Darwin City Council's spatial data team quietly flagged the problem in March 2026: dozens of duplicate and AI-generated images had found their way into the council's public-facing development application portal, muddying planning records for sites across the CBD and inner suburbs including Larrakeyah and Parap. The council confirmed the audit was underway but has not yet published its findings.
The issue is not unique to Darwin. Local governments from Reykjavik to Townsville are confronting the same challenge — digital databases bloated with repeated, altered or synthetically generated images that erode the integrity of public records, heritage registers and urban planning archives. What differs is the speed and seriousness with which each city has responded.
A Global Problem Landing on Mitchell Street
Singapore's Urban Redevelopment Authority began systematic duplicate-image detection across its OneMap planning portal in late 2024, deploying hash-matching software across more than 2.3 million records. Auckland Council committed NZ$4.2 million to a two-year data integrity program starting January 2025, specifically targeting its Unitary Plan image library. Closer to home, Brisbane City Council embedded duplicate-detection checkpoints into its PD Online lodgement system after a 2023 review found roughly one in twelve submitted documents contained repeated or misattributed imagery.
Darwin's response has been slower, shaped partly by the Territory's smaller municipal budget and partly by the sheer complexity of its land tenure map. The Northern Land Council, which manages land interests across a vast proportion of the NT, operates its own spatial datasets that interact — sometimes imperfectly — with council and NT Government systems. When duplicate imagery enters one system, reconciling it across overlapping databases covering Aboriginal land, defence corridors and urban lots becomes genuinely complicated.
The NT Government's Department of Infrastructure, Planning and Logistics runs the primary land information system, known as LOTS, and has acknowledged data quality reviews are a rolling priority. The Darwin Waterfront Corporation, responsible for the redeveloped waterfront precinct along Kitchener Drive, maintains a separate imagery catalogue for development compliance, adding another layer to the patchwork.
What the Data Actually Shows
A 2025 survey by the Australian Urban Research Infrastructure Network found that mid-sized Australian cities — those with populations between 100,000 and 300,000 — were significantly less likely than larger capitals to have automated duplicate-detection tools embedded in their planning portals. Darwin, with a population of roughly 148,000 based on Australian Bureau of Statistics 2024 estimates, sits squarely in that vulnerable band.
The stakes are practical.
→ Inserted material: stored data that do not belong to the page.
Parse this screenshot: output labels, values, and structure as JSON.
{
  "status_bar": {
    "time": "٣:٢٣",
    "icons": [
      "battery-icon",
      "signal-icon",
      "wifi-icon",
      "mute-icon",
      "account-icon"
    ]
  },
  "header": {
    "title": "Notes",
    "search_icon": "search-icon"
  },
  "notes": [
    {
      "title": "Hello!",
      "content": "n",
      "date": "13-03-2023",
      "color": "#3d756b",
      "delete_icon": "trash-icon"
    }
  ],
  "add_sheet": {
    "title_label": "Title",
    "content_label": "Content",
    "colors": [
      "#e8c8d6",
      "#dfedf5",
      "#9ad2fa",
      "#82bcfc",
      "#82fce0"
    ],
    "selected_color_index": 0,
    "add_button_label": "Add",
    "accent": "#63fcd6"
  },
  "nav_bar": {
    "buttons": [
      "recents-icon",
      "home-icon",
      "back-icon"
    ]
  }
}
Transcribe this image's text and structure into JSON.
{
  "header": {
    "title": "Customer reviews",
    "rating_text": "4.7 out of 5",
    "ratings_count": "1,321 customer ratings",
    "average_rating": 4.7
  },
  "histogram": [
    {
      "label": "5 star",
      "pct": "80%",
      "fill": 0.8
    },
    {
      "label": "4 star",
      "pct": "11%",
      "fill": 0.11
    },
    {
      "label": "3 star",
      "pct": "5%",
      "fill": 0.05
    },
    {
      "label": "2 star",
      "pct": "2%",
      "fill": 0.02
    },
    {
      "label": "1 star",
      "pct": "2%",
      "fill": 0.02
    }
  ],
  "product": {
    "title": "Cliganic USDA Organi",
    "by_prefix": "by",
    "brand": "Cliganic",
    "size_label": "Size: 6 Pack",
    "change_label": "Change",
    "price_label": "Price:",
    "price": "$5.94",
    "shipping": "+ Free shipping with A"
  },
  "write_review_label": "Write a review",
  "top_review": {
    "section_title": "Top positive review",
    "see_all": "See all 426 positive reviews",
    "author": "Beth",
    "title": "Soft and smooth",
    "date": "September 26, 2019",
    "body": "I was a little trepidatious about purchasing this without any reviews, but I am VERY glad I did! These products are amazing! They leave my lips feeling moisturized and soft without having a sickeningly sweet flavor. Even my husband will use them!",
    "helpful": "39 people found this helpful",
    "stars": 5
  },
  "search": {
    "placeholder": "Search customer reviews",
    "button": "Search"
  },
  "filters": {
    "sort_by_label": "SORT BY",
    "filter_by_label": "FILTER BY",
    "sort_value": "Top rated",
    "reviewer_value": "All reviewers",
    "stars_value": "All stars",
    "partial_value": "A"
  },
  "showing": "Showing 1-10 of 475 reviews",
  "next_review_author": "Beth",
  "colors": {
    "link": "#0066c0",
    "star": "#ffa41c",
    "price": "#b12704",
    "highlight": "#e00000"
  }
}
In the heritage-sensitive Smith Street Mall precinct, a planning objection lodged in February 2026 was complicated when two separate images — one authentic, one a near-identical AI-altered version — appeared in the same development file, according to council correspondence reviewed by The Daily Darwin. Resolving which image correctly represented the site's existing condition delayed the application by six weeks.
Cities that moved early on this are now reaping dividends. Perth's Metropolitan Redevelopment Authority introduced automated perceptual hash screening for all image uploads to its development tracking system in mid-2024. Officials there have pointed to a measurable drop in contested application timelines, though comparable NT data is not yet publicly available.
For Darwin, the path forward involves decisions that go beyond software. The council's IT infrastructure, much of it upgraded under the 2022 Smart Darwin digital strategy, needs integration with the NT Government's LOTS platform before any automated screening can work across both systems. That integration project was listed as a priority in the council's 2025–26 budget deliberations but has not yet received a confirmed completion date.
Residents and developers lodging applications at the Darwin City Council offices on Harry Chan Avenue should, for now, manually verify that images submitted with planning documents are unique, correctly labelled and sourced from original photography rather than third-party image banks. The council's planning team has advised that applications containing flagged imagery will be placed on hold pending verification — a process that, based on recent cases, can add weeks to an already stretched approval timeline.